In the 1930s, aviator Charles Lindbergh designated Shannon, Ireland, as a strategic transatlantic location. Shannon Airport opened the first-ever duty free shop, the first tax-free industrial zone in the world and the first full U.S. Customs & Border Protection passenger preclearance in Europe.
Though the airport has served as a passenger transit stop for many decades, it is now putting a greater focus on freight, with a goal to grow its cargo activity and become a well-known transit stop.
“We welcome cargo activity,” says Joe Buckley, cargo & technical traffic business development manager at Shannon Airport. “A lot of airports aren’t as interested in cargo activity because there’s such pressure on passengers and passenger activities. Cargo becomes a secondary activity.”
Shannon Airport became independent from the Dublin Airport Authority in January 2013. Until then, DAA had held responsibility for Ireland’s three largest airports: Dublin, Cork and Shannon. But because Dublin so overshadowed Shannon in size, Shannon struggled as part of the organization, Patrick Edmond, group strategy director at Shannon Airport, explains.
“The Irish government identified an opportunity for Shannon to be at the forefront of Irish aviation policy because Ireland, for example, is very, very well-established as a jurisdiction for leasing and for air finance,” Edmond says. “About half of all the leased commercial aircraft in the world are actually managed from Ireland, and a very large number of those are managed from Shannon.”
After the airport gained its independence, it concentrated on the collection of aviation companies surrounding it. The Shannon Airport Authority’s International Aviation Services Centre (IASC) combines the airport, the adjacent industrial park and the nearby businesses. It was established in January 2013, the same time Shannon Airport became independent.
About 40 companies are in this Shannon aerospace cluster, with 1,600 employees and counting.

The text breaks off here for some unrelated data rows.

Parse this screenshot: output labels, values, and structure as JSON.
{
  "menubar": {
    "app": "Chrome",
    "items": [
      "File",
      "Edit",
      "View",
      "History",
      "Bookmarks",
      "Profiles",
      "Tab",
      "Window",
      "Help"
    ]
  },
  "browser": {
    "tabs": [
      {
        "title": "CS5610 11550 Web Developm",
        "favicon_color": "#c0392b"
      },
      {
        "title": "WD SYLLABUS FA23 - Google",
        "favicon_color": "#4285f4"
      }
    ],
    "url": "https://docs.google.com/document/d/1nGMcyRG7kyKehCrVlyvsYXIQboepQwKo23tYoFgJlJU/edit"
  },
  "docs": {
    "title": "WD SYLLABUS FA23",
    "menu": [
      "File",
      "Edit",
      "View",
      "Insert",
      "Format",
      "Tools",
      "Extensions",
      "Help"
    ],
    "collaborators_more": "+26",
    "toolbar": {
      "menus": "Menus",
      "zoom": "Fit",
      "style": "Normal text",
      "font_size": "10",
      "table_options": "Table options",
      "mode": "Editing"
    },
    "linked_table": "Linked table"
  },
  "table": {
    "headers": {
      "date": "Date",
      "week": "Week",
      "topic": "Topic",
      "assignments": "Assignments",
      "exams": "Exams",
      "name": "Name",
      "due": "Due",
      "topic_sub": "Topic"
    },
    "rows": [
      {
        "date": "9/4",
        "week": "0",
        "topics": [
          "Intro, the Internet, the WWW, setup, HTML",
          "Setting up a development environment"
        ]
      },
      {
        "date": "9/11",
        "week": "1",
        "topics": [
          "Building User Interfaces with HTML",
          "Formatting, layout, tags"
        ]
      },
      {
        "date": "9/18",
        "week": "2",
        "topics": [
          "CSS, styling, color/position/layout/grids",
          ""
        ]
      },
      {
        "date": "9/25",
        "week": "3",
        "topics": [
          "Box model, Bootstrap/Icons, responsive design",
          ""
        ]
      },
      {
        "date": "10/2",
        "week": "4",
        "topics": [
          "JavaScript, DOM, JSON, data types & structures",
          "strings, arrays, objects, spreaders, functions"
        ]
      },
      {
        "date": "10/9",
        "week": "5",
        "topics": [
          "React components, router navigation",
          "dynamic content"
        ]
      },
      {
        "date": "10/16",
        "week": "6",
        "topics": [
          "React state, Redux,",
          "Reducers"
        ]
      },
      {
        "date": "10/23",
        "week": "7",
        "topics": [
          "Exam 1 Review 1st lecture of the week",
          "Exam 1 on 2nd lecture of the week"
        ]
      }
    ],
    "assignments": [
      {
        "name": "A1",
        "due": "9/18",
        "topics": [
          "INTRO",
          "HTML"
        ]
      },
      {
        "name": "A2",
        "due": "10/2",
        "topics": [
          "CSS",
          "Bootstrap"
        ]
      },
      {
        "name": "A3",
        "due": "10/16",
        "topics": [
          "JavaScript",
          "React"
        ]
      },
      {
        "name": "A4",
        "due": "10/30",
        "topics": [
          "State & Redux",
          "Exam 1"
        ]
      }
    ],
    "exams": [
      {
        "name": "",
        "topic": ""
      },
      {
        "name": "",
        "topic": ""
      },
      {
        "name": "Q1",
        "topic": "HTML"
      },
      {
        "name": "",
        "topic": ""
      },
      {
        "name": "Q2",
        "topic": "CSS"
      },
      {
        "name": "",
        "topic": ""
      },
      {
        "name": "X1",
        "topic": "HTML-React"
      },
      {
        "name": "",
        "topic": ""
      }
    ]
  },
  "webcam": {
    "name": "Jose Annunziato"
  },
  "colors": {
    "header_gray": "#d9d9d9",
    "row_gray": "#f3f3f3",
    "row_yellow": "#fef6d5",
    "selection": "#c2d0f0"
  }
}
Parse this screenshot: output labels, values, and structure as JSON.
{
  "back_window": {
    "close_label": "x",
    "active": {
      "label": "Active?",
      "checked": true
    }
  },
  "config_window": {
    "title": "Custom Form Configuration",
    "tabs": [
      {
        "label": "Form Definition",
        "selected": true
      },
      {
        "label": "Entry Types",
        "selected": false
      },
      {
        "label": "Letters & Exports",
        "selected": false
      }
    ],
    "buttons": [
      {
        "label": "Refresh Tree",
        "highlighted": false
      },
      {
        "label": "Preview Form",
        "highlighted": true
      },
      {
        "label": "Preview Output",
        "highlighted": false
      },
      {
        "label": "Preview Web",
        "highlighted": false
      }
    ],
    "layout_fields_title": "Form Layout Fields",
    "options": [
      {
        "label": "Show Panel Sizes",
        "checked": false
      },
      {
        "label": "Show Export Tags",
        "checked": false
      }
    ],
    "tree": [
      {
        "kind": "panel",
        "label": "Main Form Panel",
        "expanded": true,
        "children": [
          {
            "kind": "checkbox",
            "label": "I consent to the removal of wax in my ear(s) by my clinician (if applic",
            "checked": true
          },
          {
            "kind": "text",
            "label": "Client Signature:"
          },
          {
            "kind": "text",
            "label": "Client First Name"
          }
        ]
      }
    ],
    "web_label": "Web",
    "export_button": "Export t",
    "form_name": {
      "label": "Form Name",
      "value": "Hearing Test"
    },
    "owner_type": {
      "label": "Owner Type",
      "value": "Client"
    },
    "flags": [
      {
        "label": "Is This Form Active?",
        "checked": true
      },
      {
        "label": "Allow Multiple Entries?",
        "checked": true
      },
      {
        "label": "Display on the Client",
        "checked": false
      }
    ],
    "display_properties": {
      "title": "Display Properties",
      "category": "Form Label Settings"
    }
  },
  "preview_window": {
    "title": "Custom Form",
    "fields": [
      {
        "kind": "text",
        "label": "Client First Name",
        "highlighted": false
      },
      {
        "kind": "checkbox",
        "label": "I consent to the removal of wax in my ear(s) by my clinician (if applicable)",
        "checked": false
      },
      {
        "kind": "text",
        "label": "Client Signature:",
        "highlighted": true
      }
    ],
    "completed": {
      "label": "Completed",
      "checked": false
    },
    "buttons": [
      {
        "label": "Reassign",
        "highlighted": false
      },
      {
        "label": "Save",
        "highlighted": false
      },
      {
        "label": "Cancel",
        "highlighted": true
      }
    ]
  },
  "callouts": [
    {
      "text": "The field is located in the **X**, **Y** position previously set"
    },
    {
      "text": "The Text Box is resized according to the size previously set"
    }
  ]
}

“What we are doing is building on the existing strengths in leasing, in MRO, in support services for airlines and in corporate aviation,” says Edmond, who also serves as IASC’s managing director. “We are attracting more companies in to build out that cluster further.”
Freight lanes from the Middle East, Central Asia and China going to the U.S. and the rest of the Americas are busy. Shannon is right in the middle, an ideal spot for a technical and transit stop.
At the end of December 2013, Shannon Airport welcomed Cathay Pacific’s B747-8 freighter on that aircraft model’s maiden flight to Ireland. The plane came from Sydney via Hong Kong and Dubai.
Shannon also sees scope for expansion in the local export industry, Edmond says. The U.S. has a robust financial relationship with Ireland. U.S. companies have US$204 billion (150 billion euros) in foreign direct investment in the European country, according to the American Chamber of Commerce in Ireland.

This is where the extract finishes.